Ils ont un métabolisme élevé, ce qui augmente les doses anesthésiques nécessaires et diminue leur durée d’action. Leur consommation en oxygène est élevée, ils tolèrent mal l’hypoxémie. Une apnée entraîne très rapidement une hypoxie myocardique et un arrêt cardiaque. L’oxygénation d’un petit mammifère lors d’une anesthésie ou d’une sédation est indispensable.

Le risque anesthésique augmente avec la longueur de l’intervention. Il ne se limite pas au temps chirurgical, mais aux 24 heures qui suivent. Ceci est particulièrement vrai pour le lapin et les petits rongeurs, animaux de proie qui sont susceptibles de décompenser lorsque la douleur ou le stress persistent trop longtemps. Il est important de garder l’animal hospitalisé jusqu’à la reprise de l’appétit et du transit digestif. Pour toutes ces raisons, l’analgésie postopératoire de routine est indispensable.






Recommandations particulières






• Ces animaux de petite taille sont sujets à l’hypothermie lors d’une anesthésie, il est donc primordial de les réchauffer pendant la chirurgie et le réveil.


• Leur consommation en oxygène est élevée, ils tolèrent mal l’hypoxémie : l’oxygénation d’un petit mammifère lors d’une anesthésie ou d’une sédation est indispensable.


• Le risque anesthésique augmente avec la longueur de l’intervention.
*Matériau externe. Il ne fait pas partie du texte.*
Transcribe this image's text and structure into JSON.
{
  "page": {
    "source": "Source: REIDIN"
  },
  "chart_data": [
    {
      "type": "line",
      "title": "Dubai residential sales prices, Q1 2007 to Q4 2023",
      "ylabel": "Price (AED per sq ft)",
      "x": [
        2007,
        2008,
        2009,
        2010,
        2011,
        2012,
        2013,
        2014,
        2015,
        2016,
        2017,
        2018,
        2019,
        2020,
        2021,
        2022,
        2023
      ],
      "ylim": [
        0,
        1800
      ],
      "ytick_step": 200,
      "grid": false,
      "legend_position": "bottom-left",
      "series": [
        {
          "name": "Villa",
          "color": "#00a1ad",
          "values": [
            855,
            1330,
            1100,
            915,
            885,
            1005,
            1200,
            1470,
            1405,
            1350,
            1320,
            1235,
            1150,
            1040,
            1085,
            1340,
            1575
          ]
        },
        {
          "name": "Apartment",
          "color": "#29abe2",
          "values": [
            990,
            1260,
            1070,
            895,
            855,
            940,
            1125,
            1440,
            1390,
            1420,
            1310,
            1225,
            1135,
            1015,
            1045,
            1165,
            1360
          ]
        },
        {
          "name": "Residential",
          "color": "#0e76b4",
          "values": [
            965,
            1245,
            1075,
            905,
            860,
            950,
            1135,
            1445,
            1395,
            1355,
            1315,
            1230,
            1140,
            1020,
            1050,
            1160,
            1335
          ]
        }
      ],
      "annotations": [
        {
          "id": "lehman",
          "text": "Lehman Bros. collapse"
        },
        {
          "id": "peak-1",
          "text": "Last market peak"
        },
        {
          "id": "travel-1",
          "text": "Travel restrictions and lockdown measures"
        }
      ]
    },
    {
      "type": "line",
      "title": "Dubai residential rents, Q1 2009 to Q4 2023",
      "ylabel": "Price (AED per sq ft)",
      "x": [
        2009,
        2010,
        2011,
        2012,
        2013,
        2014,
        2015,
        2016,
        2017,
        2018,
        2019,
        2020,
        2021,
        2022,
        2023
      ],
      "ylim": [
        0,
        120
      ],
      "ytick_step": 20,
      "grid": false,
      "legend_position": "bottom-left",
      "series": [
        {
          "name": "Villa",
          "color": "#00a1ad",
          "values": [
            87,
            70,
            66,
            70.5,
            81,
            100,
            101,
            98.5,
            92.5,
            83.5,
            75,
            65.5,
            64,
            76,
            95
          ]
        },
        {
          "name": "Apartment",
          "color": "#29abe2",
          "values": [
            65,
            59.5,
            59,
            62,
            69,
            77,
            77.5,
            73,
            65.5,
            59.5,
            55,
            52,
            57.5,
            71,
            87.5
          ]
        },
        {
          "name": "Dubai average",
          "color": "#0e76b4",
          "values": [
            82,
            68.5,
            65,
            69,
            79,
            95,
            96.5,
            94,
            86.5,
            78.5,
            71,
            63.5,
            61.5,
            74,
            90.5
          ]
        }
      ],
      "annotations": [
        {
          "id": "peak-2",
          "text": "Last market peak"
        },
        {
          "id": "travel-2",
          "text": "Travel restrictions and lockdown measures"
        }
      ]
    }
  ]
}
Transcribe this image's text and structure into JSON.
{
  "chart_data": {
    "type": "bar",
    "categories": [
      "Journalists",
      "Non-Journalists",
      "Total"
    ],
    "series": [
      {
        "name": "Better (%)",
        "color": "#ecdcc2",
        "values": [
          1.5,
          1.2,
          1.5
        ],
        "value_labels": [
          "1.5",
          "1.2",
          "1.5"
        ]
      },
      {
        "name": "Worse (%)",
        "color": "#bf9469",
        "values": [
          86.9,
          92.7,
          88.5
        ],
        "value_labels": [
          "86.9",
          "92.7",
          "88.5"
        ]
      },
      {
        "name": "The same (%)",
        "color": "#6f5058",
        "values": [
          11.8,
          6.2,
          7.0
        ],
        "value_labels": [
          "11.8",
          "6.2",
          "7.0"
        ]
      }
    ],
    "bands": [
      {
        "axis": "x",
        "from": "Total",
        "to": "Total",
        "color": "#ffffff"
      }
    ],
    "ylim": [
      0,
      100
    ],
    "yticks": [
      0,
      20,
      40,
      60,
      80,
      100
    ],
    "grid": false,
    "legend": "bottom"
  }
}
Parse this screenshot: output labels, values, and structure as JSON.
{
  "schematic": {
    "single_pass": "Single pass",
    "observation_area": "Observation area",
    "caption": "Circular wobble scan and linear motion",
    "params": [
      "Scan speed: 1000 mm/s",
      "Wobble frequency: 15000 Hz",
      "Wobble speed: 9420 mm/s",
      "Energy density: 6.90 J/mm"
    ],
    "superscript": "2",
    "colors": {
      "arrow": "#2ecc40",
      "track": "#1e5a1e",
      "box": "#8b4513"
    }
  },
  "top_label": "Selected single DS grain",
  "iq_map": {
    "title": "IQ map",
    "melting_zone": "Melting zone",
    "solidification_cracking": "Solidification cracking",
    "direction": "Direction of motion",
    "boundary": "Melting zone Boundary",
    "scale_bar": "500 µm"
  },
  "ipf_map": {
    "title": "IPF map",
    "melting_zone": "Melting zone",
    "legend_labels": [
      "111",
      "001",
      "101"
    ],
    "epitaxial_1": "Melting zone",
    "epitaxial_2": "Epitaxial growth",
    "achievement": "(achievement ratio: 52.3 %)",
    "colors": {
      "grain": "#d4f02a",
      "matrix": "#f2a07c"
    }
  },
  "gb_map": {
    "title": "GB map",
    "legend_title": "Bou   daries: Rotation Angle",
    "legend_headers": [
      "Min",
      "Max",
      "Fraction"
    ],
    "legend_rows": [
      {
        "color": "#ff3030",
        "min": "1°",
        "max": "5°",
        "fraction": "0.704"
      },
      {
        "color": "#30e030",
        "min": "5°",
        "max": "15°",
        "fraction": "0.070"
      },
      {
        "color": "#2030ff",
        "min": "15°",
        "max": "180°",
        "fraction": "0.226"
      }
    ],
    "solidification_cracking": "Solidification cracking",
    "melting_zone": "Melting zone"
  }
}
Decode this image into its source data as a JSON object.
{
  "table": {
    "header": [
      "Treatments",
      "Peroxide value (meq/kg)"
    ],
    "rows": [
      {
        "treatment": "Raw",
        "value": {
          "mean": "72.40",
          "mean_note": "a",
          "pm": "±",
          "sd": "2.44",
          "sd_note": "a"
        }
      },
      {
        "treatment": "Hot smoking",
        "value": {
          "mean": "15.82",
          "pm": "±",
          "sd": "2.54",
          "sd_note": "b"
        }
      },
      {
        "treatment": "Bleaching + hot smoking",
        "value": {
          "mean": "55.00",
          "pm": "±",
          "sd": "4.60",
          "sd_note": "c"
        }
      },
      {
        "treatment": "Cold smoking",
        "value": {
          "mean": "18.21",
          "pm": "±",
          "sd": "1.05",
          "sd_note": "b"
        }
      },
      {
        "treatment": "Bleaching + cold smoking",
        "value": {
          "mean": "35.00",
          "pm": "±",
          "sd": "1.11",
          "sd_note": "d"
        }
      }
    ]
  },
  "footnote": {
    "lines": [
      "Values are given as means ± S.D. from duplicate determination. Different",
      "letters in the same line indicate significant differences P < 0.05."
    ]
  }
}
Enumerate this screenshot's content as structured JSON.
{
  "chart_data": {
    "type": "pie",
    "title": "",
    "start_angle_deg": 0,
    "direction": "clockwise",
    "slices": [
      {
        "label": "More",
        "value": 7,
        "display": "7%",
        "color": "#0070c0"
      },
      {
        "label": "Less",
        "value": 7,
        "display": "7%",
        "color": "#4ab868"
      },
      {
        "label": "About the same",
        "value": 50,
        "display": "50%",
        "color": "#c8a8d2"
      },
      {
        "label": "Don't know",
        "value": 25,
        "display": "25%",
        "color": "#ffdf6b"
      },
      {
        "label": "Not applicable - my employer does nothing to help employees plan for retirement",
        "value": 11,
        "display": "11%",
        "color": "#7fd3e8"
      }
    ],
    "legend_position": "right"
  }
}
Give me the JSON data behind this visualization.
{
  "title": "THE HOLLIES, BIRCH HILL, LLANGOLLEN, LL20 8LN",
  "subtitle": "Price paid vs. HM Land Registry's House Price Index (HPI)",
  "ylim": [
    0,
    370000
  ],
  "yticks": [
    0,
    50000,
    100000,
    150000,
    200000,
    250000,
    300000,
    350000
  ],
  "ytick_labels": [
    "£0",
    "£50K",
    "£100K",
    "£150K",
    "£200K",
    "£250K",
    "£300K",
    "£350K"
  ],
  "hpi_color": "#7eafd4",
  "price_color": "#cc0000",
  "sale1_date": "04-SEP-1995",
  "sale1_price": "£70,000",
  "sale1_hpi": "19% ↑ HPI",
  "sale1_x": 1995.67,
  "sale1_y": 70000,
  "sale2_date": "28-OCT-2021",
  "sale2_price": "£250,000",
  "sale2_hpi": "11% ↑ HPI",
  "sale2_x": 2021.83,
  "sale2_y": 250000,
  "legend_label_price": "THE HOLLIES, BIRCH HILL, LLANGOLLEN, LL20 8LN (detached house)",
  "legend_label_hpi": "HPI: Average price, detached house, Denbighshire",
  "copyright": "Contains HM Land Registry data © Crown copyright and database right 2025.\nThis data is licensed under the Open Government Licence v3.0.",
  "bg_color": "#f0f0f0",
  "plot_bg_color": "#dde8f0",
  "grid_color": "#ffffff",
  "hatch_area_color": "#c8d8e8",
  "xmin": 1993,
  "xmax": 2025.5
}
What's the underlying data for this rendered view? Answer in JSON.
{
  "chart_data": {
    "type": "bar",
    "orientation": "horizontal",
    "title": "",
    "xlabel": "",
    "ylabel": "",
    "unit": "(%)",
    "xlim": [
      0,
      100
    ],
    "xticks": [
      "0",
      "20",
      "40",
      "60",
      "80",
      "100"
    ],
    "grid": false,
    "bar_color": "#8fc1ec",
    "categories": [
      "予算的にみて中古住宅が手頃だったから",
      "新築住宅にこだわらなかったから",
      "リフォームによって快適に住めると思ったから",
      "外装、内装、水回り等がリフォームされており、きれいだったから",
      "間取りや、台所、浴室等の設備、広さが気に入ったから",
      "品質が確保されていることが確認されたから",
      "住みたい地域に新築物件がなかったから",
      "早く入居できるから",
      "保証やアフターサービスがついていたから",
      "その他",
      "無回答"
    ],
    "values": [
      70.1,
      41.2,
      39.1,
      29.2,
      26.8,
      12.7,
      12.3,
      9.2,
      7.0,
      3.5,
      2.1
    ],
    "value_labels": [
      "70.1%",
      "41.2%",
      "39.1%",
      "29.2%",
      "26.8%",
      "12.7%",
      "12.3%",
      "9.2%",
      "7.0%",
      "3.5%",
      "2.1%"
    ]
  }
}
Il ne se limite pas au temps chirurgical, mais aux 24 heures qui suivent.


Préanesthésie


L’examen clinique préopératoire doit limiter le stress, notamment pendant la contention, facteur défavorable pour l’anesthésie. Il est important de prévenir le propriétaire des risques possibles, afin d’obtenir son consentement éclairé.

La diète préalable de 24 heures n’est pas nécessaire pour les petits mammifères. Lapins et rongeurs (sauf parfois le cobaye) ne peuvent pas vomir et supportent mal une interruption brutale de la prise de nourriture, qui peut conduire à des arrêts du transit, dont le risque est majoré par l’anesthésie. Le furet vomit rarement et la rapidité de son transit digestif (3 à 4 heures) est telle qu’il existe un risque réel d’hypoglycémie lors d’une chirurgie réalisée sur un animal mis à la diète depuis la veille. Il est plutôt recommandé de continuer à nourrir modérément ces animaux jusqu’au matin de l’intervention. Un estomac trop plein est néanmoins préjudiciable aux mouvements diaphragmatiques en comprimant la cavité thoracique.



Un jeûne préalable de 2 à 4 heures, réalisé à la clinique en attendant la chirurgie, est suffisant et ne risque pas de provoquer d’effets secondaires négatifs.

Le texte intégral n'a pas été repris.